All stood mute with astonishment, as, seeing Amyas, she uttered a cry of joy, quickened her pace into a run, and at last fell panting and exhausted at his feet.

“I have found you!” she said; “you ran away from me, but you could not escape me!” And she fawned round Amyas, like a dog who has found his master, and then sat down on the bank, and burst into wild sobs.

“God help us!” said Amyas, clutching his hair, as he looked down upon the beautiful weeper. “What am I to do with her, over and above all these poor heathens?”

But there was no time to be lost, and over the cliff he scrambled; while the girl, seeing that the main body of the English remained, sat down on a point of rock to watch him.

After half-an-hour’s hard work, the weapons, clothes, and armor of the fallen Spaniards were hauled up the cliff, and distributed in bundles among the men; the rest of the corpses were thrown over the precipice, and they started again upon their road toward the Magdalena, while Yeo snorted like a war-horse who smells the battle, at the delight of once more handling powder and ball.

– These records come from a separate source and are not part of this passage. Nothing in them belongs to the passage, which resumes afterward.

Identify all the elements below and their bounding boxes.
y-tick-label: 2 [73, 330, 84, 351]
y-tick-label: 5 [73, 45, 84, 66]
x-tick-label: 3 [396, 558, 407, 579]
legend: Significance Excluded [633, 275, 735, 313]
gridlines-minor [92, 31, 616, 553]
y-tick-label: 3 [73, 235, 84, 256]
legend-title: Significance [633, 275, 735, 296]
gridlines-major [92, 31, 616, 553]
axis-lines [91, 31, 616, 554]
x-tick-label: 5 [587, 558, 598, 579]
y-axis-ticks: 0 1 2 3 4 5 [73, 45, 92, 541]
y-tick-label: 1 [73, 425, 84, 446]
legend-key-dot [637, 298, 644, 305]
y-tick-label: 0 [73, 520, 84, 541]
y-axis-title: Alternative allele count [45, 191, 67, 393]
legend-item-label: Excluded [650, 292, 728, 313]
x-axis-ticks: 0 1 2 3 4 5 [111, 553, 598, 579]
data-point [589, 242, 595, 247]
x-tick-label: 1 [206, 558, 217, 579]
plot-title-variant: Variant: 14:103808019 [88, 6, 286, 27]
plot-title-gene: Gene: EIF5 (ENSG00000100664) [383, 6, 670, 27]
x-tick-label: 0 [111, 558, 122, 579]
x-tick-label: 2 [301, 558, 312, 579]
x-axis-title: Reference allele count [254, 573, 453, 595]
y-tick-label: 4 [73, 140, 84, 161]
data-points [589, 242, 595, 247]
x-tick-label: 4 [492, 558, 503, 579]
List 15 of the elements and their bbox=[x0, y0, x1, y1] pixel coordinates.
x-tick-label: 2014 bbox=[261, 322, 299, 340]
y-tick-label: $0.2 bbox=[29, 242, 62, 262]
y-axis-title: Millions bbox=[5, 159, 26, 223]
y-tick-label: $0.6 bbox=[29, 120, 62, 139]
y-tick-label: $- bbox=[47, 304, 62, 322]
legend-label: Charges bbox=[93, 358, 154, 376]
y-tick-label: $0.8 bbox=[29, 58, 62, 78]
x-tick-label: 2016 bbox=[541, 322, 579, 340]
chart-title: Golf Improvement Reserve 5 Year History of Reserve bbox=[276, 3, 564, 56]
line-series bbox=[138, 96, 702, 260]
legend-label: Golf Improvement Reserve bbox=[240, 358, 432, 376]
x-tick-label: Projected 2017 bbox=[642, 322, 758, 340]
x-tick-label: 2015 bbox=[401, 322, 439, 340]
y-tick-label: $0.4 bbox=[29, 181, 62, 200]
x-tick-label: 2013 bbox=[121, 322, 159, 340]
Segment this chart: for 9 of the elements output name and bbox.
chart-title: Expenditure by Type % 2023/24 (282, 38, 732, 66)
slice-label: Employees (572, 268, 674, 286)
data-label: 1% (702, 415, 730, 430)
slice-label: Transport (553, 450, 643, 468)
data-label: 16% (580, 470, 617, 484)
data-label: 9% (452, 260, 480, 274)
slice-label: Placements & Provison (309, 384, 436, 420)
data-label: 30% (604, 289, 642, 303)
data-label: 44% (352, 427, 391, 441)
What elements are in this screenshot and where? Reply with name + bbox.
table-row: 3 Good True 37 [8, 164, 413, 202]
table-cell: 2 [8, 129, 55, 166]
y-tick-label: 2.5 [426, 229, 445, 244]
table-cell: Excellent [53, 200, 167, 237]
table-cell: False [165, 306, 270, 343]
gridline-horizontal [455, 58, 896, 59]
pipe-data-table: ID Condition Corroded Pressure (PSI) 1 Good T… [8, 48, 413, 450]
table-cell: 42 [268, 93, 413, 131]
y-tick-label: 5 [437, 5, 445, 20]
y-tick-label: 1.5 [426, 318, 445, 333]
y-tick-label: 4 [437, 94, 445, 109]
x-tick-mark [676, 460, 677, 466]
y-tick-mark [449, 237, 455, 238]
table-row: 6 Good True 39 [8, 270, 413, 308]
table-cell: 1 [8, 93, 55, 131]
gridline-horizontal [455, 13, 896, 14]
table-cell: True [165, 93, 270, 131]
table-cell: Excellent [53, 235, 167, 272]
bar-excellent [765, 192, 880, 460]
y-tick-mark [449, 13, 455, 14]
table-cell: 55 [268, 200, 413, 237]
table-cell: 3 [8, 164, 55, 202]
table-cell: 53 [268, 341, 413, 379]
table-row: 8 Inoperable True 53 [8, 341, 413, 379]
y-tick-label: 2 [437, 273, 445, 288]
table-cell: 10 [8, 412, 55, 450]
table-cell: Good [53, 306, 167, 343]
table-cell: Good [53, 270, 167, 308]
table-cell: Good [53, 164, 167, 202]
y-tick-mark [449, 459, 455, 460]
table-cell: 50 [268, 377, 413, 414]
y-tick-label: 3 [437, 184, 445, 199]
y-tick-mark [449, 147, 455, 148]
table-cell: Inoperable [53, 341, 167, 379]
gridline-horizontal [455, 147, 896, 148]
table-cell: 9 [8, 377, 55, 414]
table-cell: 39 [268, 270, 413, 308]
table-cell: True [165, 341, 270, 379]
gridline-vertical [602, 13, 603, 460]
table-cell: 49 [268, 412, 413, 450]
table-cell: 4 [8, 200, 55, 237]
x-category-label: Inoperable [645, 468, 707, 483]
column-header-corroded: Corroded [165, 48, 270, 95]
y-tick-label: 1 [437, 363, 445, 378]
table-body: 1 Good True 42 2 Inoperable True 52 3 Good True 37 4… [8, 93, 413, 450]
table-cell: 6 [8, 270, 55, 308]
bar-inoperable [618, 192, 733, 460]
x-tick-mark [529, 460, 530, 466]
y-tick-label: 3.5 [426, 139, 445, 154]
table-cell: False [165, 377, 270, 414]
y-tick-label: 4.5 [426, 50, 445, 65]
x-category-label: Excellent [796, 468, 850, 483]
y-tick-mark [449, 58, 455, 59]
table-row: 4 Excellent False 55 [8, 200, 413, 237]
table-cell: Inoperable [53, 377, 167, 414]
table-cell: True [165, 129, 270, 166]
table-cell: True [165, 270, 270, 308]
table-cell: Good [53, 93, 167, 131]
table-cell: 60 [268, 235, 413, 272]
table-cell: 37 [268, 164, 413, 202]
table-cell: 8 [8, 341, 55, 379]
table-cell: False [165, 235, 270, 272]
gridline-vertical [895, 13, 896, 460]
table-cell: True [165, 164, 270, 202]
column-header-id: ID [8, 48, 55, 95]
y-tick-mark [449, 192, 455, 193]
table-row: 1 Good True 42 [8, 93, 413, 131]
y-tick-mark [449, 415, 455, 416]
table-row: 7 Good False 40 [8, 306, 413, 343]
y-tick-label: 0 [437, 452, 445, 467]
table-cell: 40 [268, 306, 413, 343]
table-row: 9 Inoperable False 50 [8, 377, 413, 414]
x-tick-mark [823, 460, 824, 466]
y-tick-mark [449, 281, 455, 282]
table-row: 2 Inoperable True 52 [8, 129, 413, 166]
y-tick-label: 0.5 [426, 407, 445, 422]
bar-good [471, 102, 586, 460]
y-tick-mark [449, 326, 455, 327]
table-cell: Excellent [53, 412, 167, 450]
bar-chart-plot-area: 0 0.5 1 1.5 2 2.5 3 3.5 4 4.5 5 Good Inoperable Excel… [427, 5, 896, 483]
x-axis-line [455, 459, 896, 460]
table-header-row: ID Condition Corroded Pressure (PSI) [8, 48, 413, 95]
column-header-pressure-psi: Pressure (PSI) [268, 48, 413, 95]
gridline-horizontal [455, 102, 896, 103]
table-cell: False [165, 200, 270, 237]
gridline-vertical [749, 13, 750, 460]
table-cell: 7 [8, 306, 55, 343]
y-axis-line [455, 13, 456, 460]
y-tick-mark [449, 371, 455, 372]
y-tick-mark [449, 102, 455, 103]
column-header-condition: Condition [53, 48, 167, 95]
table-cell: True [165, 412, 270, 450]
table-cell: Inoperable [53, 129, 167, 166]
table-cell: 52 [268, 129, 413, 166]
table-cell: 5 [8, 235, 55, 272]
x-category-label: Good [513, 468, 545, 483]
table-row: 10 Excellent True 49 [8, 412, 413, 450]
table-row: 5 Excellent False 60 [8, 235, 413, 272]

“We can face the world now, sir! Why not go back and try Santa Fé, after all?”

But Amyas thought that enough was as good as a feast, and they held on downwards, while the slaves followed, without a sign of gratitude, but meekly obedient to their new masters, and testifying now and then by a sign or a grunt, their surprise at not being beaten, or made to carry their captors. Some, however, caught sight of the little calabashes of coca which the English carried. That woke them from their torpor, and they began coaxing abjectly (and not in vain), for a taste of that miraculous herb, which would not only make food unnecessary, and enable their panting lungs to endure the keen mountain air, but would rid them, for a while at least, of the fallen Indian’s most unpitying foe, the malady of thought.

As the cavalcade turned the corner of the mountain, they paused for one last look at the scene of that fearful triumph. Lines of vultures were already streaming out of infinite space, as if created suddenly for the occasion. A few hours and there would be no trace of that fierce fray, but a few white bones amid untrodden beds of flowers.